当前位置：移动技术网 > IT编程>数据库>Mysql > MySQL在关联复杂情况下所能做出的一些优化

MySQL在关联复杂情况下所能做出的一些优化

2017年12月12日 | 移动技术网IT编程 | 我要评论

昨天处理了一则复杂关联sql的优化，这类sql的优化往往考虑以下四点：

第一.查询所返回的结果集，通常查询返回的结果集很少，是有信心进行优化的；

第二.驱动表的选择至关重要，通过查看执行计划，可以看到优化器选择的驱动表,从执行计划中的rows可以大致反映出问题的所在；

第三.理清各表之间的关联关系，注意关联字段上是否有合适的索引；

第四.使用straight_join关键词来强制表之间的关联顺序，可以方便我们验证某些猜想；

sql:
执行时间：

mysql> select c.yh_id,
-> c.yh_dm,
-> c.yh_mc,
-> c.mm,
-> c.yh_lx,
-> a.jg_id,
-> a.jg_dm,
-> a.jg_mc,
-> a.jgxz_dm,
-> d.js_dm yh_js
-> from a, b, c
-> left join d on d.yh_id = c.yh_id
-> where a.jg_id = b.jg_id
-> and b.yh_id = c.yh_id
-> and a.yx_bj = ‘y'
-> and c.sc_bj = ‘n'
-> and c.yx_bj = ‘y'
-> and c.sc_bj = ‘n'
-> and c.yh_dm = '006939748xx' ;

1 row in set (0.75 sec)

这条sql查询实际只返回了一行数据，但却执行耗费了750ms，查看执行计划：

mysql> explain
-> select c.yh_id,
-> c.yh_dm,
-> c.yh_mc,
-> c.mm,
-> c.yh_lx,
-> a.jg_id,
-> a.jg_dm,
-> a.jg_mc,
-> a.jgxz_dm,
-> d.js_dm yh_js
-> from a, b, c
-> left join d on d.yh_id = c.yh_id
-> where a.jg_id = b.jg_id
-> and b.yh_id = c.yh_id
-> and a.yx_bj = ‘y'
-> and c.sc_bj = ‘n'
-> and c.yx_bj = ‘y'
-> and c.sc_bj = ‘n'
-> and c.yh_dm = '006939748xx' ;

+—-+————-+——-+——–+——————+———+———+————–+——-+————-+
| id | select_type | table | type | possible_keys | key | key_len | ref | rows | extra |
+—-+————-+——-+——–+——————+———+———+————–+——-+————-+
| 1 | simple | a | all | primary,index_jg | null | null | null | 52616 | using where |
| 1 | simple | b | ref | primary | primary | 98 | test.a.jg_id | 1 | using index |
| 1 | simple | c | eq_ref | primary | primary | 98 | test.b.yh_id | 1 | using where |
| 1 | simple | d | index | null | primary | 196 | null | 54584 | using index |
+—-+————-+——-+——–+——————+———+———+————–+——-+————-+

可以看到执行计划中有两处比较显眼的性能瓶颈：

| 1 | simple | a | all | primary,index_jg | null | null | null | 52616 | using where |

| 1 | simple | d | index | null | primary | 196 | null | 54584 | using index |

由于d是left join的表，所以驱动表不会选择d表，我们在来看看a,b,c三表的大小：

mysql> select count(*) from c;
+———-+
| count(*) |
+———-+
| 53731 |
+———-+

mysql> select count(*) from a;
+———-+
| count(*) |
+———-+
| 53335 |
+———-+

mysql> select count(*) from b;
+———-+
| count(*) |
+———-+
| 105809 |
+———-+

由于b表的数据量大于其他的两表，同时b表上基本没有查询过滤条件，所以驱动表选择b的可能排除；

优化器实际选择了a表作为驱动表，而为什么不是c表作为驱动表？
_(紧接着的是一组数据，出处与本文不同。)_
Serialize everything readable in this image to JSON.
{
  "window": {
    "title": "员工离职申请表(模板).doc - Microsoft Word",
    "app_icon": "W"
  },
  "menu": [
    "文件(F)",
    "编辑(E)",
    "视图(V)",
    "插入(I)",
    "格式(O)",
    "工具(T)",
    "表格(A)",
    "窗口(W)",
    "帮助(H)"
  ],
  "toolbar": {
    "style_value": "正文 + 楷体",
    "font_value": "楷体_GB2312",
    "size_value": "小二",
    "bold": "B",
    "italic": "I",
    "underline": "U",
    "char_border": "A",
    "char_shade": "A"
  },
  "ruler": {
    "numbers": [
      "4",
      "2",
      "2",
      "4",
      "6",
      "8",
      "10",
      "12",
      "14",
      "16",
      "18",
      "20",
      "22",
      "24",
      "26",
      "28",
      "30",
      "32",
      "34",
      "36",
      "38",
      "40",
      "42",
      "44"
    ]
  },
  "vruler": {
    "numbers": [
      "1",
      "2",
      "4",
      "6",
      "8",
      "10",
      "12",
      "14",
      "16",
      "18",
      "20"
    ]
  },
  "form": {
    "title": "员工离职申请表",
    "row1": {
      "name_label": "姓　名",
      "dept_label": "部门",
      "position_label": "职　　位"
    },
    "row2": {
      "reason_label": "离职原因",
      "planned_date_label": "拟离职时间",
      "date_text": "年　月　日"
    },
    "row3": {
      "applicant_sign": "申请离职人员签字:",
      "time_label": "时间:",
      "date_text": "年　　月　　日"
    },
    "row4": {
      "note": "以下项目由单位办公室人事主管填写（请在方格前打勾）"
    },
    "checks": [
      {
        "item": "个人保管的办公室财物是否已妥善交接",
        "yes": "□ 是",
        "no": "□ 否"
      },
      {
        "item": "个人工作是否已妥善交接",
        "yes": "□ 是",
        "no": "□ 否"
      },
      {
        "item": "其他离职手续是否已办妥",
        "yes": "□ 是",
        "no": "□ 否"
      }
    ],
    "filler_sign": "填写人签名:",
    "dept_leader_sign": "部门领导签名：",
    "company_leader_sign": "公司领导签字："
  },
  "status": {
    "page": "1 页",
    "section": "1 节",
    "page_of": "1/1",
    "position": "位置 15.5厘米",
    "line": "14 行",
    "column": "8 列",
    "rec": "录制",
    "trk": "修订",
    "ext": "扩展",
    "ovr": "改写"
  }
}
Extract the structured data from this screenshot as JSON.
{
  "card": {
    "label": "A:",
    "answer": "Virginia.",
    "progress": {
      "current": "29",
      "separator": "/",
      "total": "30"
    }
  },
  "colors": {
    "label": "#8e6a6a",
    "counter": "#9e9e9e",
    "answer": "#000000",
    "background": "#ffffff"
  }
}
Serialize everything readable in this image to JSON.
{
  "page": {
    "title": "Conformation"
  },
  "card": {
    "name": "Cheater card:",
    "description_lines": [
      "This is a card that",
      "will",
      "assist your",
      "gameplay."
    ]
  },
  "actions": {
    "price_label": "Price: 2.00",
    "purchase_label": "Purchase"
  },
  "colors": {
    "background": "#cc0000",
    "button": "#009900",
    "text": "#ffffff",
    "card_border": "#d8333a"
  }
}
我们来分析一下：

第一阶段：a表作为驱动表
a–>b–>c–>d:
(1):a.jg_id=b.jg_id—>(b索引:primary key (`jg_id`,`yh_id`) )

(2):b.yh_id=c.yh_id—>(c索引:primary key (`yh_id`))

(3):c.yh_id=d.yh_id—>(d索引:primary key (`js_dm`,`yh_id`))
由于d表上没有yh_id的索引，索引在d表上添加索引：

alter table d add index ind_yh_id(yh_id);

执行计划：

+—-+————-+——-+——–+——————+———–+———+————–+——-+————-+
| id | select_type | table | type | possible_keys | key | key_len | ref | rows | extra |
+—-+————-+——-+——–+——————+———–+———+————–+——-+————-+
| 1 | simple | a | all | primary,index_jg | null | null | null | 52616 | using where |
| 1 | simple | b | ref | primary | primary | 98 | test.a.jg_id | 1 | using index |
| 1 | simple | c | eq_ref | primary | primary | 98 | test.b.yh_id | 1 | using where |
| 1 | simple | d | ref | ind_yh_id | ind_yh_id | 98 | test.b.yh_id | 272 | using index |
+—-+————-+——-+——–+——————+———–+———+————–+——-+————-+

执行时间：

1 row in set (0.77 sec)

在d表上添加索引后，d表的扫描行数下降到272行（最开始为：54584 ）

| 1 | simple | d | ref | ind_yh_id | ind_yh_id | 98 | test.b.yh_id | 272 | using index |

第二阶段：c表作为驱动表

d
^
|
c–>b–>a
由于在c表上有yh_dm过滤性很高的筛选条件，所以我们在yh_dm上创建一个索引：

mysql> select count(*) from c where yh_dm = '006939748xx';
+———-+
| count(*) |
+———-+
| 2 |
+———-+

添加索引：

alter table c add index ind_yh_dm(yh_dm)

查看执行计划：

+—-+————-+——-+——–+——————-+———–+———+————–+——-+————-+
| id | select_type | table | type | possible_keys | key | key_len | ref | rows | extra |
+—-+————-+——-+——–+——————-+———–+———+————–+——-+————-+
| 1 | simple | a | all | primary,index_jg | null | null | null | 52616 | using where |
| 1 | simple | b | ref | primary | primary | 98 | test.a.jg_id | 1 | using index |
| 1 | simple | c | eq_ref | primary,ind_yh_dm | primary | 98 | test.b.yh_id | 1 | using where |
| 1 | simple | d | ref | ind_yh_id | ind_yh_id | 98 | test.b.yh_id | 272 | using index |
+—-+————-+——-+——–+——————-+———–+———+————–+——-+————-+

执行时间：

1 row in set (0.74 sec)

在c表上添加索引后，索引还是没有走上，执行计划还是以a表作为驱动表，所以我们这里来分析一下为什么还是以a表作为驱动表？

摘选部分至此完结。